Ebook
This is a work of doing, of poesis, an enacting philosophy and theology through immediacy. It seeks to call to mind our original interrogative stance in Being, as did the Eleatic poem, the dialogic power of Plato, even Heidegger's indwelling. Should the philosopher want to recover philosophical wonder, then this is the road to be traveled; thought needs raw unmanageable experience. Ordered thought dies without the first eventful taste of time briefly eclipsing Being, and Being thrusting time back down into supplication. Without this confrontation, the very measure of humans as the horizon between time and eternity, closer to angels, but neither angel nor fully animal, our thinking becomes ideological and self-enclosed patterns of attrition.
The ten cycles of poetry--God, Sex, Surrender, Death, Time, Art, Prayer, Love, Rosary, Suffering--intend a new kind of philosophical and theological thinking. Here, the poet begins from the unrepeatable courtship with the intimate new, with the blushed and chaste forever-firsts of existence as Truth, Goodness, and Beauty in actus. In this new kind of philosophizing, love is the architect of the game. The poet has no chance of winning against the designer who can remove the pieces.
“Rhapsody and Redolence is an astonishing achievement. This collaboration between poet-philosopher Caitlin Smith Gilson and artist Carol Scott issues in a text of extraordinary ambition and deep experiential excavation of the largest themes imaginable.”
—Cyril O’Regan, professor of theology, University of Notre Dame
“To encounter Carol Scott’s art is to know that strange exhilaration of stepping through an overlooked door on a familiar street and into a world vertiginous, enchanting, alive to the ceaseless throb of wonder.”
—Danny Fitzpatrick, editor, Joie De Vivre Quarterly Journal of Arts, Culture, and Letters
“Piercing and poignant, a rawly sensual poetry that also raises awareness at a theoretical level of the metaphysical underpinnings and resources that make original language possible at the limits of expression.”
—William Franke, professor of comparative literature, Vanderbilt University
“So many things converge in this book that are rarely found together: visual art and poetry, high philosophical reflection and fundamental human feeling, pious contemplation and sensual urgency, and—not least—the original activity of two genuinely creative spirits. . . . We owe the authors a debt of gratitude.”
—D. C. Schindler, professor of metaphysics and anthropology, Pontifical John Paul II Institute for Studies on Marriage and Family
“This book is unique. . . . [The] constant awareness of finitude, ‘every day is the last day of our lives,’ and the fascination with time and death is offset by an overflowing sense of erotic and mystical abundance where the worldly and unworldly blend in an outpouring of challenging, impressionistic poems.
—Micheal O’Siadhail, poet, author of The Five Quintets and Desire
“Here, betwixt word and image, is found a singular invitation to dance and wrestle, to die and come alive—all at once—in rhythmic meter to an existential psalter that captures the simultaneity of transcendence and immanence.”
—Joseph Terry, co-founder and managing director, Sophia
“I can’t think of other artists whose works pulsate with the joy and energy of being, and with the ‘pouring forth’ or shouting with joy of sheer grace, that I find in Scott’s best paintings, of which there are many.”
—Matthew Levering, chair of theology, University of Saint Mary of the Lake
Carol Scott is professor emeritus of art at University of Holy Cross, receiving several endowed professorships.

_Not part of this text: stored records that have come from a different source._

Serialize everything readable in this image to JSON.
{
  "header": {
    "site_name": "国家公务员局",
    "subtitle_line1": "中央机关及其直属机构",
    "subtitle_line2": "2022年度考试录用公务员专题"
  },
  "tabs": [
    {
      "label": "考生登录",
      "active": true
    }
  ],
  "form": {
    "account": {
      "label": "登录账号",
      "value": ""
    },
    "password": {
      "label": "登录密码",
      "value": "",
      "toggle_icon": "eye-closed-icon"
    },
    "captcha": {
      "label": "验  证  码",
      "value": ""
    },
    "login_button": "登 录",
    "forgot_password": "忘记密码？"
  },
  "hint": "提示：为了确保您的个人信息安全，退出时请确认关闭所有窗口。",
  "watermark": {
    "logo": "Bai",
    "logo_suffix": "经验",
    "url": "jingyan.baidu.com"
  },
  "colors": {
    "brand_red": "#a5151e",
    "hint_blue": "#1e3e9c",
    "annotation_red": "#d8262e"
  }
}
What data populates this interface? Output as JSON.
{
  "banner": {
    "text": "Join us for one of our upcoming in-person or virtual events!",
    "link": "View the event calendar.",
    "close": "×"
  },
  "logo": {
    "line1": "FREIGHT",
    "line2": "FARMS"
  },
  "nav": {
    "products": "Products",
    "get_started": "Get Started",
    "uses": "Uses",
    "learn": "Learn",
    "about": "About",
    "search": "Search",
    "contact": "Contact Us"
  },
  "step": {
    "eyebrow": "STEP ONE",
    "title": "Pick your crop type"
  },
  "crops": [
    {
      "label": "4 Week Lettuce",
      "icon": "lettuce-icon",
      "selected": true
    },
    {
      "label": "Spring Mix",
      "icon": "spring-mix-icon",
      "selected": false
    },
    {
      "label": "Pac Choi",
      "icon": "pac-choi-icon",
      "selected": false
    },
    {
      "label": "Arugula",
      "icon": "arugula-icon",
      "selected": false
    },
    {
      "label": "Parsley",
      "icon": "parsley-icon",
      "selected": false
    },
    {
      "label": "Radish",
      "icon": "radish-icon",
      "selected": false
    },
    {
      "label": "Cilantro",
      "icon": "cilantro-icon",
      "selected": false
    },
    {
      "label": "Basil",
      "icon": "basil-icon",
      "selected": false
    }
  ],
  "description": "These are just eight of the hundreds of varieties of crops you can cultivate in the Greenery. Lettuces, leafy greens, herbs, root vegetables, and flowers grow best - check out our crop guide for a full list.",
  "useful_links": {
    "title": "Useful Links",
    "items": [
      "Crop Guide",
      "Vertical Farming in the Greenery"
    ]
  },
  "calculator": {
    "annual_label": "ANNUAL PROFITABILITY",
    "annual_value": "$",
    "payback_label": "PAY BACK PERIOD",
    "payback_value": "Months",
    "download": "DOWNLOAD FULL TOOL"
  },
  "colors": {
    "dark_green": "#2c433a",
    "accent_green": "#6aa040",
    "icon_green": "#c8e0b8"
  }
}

She is a gallery artist at Gallery 600 Julia in the prestigious Arts District of New Orleans. The City of New Orleans selected her work for their permanent collection. Carol served as vice president of the Women’s Caucus for Art. She has had numerous one-person shows, exhibited in galleries, museums, won awards, and is collected nationally and internationally.
Caitlin Smith Gilson is professor of philosophy at University of Holy Cross, New Orleans, visiting professor of philosophy at Pontificia Università della Santa Croce, in Rome, Italy. She is author of multiple books and associate editor of The New Ressourcement journal through wordonfire.org.